Lula da Silva’s popularity fell faster than opinion surveys would seem to indicate.
An unequivocal proof of this is that his support of several PT mayoral candidates in important cities has had little or no effect on voters, and above all did not stop stinging defeats.
Perhaps the most revealing indication of this unpopularity was in Belo Horizonte, capital of the State of Minas Gerais, where the PT obtained one of its few meaningful victories. The PT candidate distanced himself from the government and refused to let already-prepared radio and TV ads by President Lula supporting his candidacy go on the air.
The irritation and even hostility toward the Lula government by centrist and conservative layers of public opinion finally erupted in the latest elections in an unequivocal manner. Analysts concur that the government’s poor showing was not due to the opposition, which was weak and disorganized, but to profound public discontent.
Even the President asked why the middle class – which had given the PT considerable support in the past – has manifested such a high degree of discontent.
In a press interview, the PT’s National President José Genoíno recognized the party’s difficulty in appealing to the Brazilian countryside, particularly small towns. He attributed this difficulty to the PT’s leftist nature and language.

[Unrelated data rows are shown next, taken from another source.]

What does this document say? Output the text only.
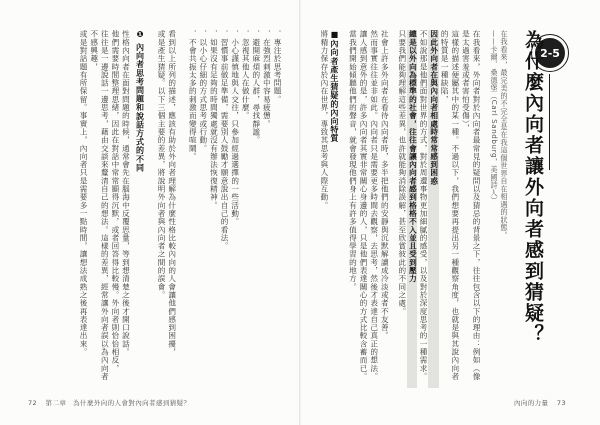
2-5
為什麼內向者讓外向者感到猜疑？
在我看來，最完美的不完全是在我這個世界自在相遇的狀態。
——卡爾．桑德堡（Carl Sandburg，美國詩人）
在我看來，外向者對於內向者最常見的疑問以及猜忌的背景之下，往往包含以下的理由：例如（像是太過害羞或者害怕受傷），
這樣的描述便屬其中的某一種。不過以下，我們想要再提出另一種觀察角度，也就是與其說內向者的特質是一種缺陷，
因此外向者在與內向者相處時常常感到困惑
不如說那是他們面對世界的方式，對於周遭事物更加細膩的感受，以及對於深度思考的一種需求。
總是以外向為標準的社會，往往會讓內向者感到格格不入並且受到壓力
只要我們能夠理解這些差異，也許就能夠消除誤解，甚至欣賞彼此的不同之處。
社會上許多外向者在看待內向者時，多半把他們的安靜與沉默解讀成冷淡或者不友善。
然而事實往往並非如此。內向者只是需要更多時間去觀察，去思考，然後才表達自己真正的想法。
讓人感到意外的是，許多內向者其實非常關心身邊的人，只是他們表達關心的方式比較含蓄而已。
當我們開始傾聽他們的聲音，就會發現他們身上有許多值得學習的地方。
■內向者產生猜疑的內向特質
將精力保存於內在世界，專致其思考與人際互動。
．專注於思考問題。
．在強烈刺激中容易疲憊。
．避開麻煩的人群，尋找靜謐。
．忽視其他人在做什麼。
．小心謹慎地與人交往，只參加經過選擇的一些活動。
．習慣事前做足準備，需要別人鼓勵才願意說出自己的看法。
．如果沒有足夠的時間獨處就沒有辦法恢復精神。
．以小心仔細的方式思考或行動。
．不會共振太多的刺激而變得喧鬧。
看到以上所列的描述，應該有助於外向者理解為什麼性格比較內向的人會讓他們感到困擾，
或是產生猜疑。以下三個主要的差異，將說明外向者與內向者之間的誤會。
❶ 內向者思考問題和說話方式的不同
性格內向者在面對問題的時候，通常會先在腦海中反覆思量，等到想清楚之後才開口說話。
他們需要時間整理思緒，因此在對話中常常顯得沉默，或者回答得比較慢。外向者則恰恰相反，
往往是一邊說話一邊思考，藉由交談來釐清自己的想法。這樣的差異，經常讓外向者誤以為內向者不感興趣，
或是對話題有所保留。事實上，內向者只是需要多一點時間，讓想法成熟之後再表達出來。
72 第二章　為什麼外向的人會對內向者感到猜疑？	內向的力量 73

The future of the Lula da Silva government
If he runs for re-election in 2006, President Lula da Silva will have to adapt to a new political landscape that has emerged from the municipal elections. This picture reflects an important shift in the political balance of forces in the country, an erosion in the government’s allied base, and especially a weakening of the ongoing PT project for political hegemony.
It remains to be seen whether the PT will have the capacity to analyze and recognize the real motives for its electoral defeats and the errors of Lula’s first two years in government.
News of internecine dissention in the PT has also surfaced in the media. The PT’s secretary-general Sílvio Pereira disclosed the existence of infighting caused by the serious political setback in the elections.
For his part, Tarso Genro, a Party ideologue, announced the closing of an historic phase of the PT and the need to rebuild their political project.
In an entirely subjective reading of the election’s results, the PT’s most radical wings and the left in general blame Lula and his government for not adopting a radically socialist line from the beginning. Thus, the left proposes a “revolutionary shock” to change the political course followed so far.
Others apparently blame José Dirceu and his ideological core group in government. They propose a reform-oriented socialism in the style of the British Labor Party. Their leading figure is apparently the mayor-elect of Belo Horizonte, Fernando Pimentel.
For the time being, the Brazilian political scene remains undefined and even unstable.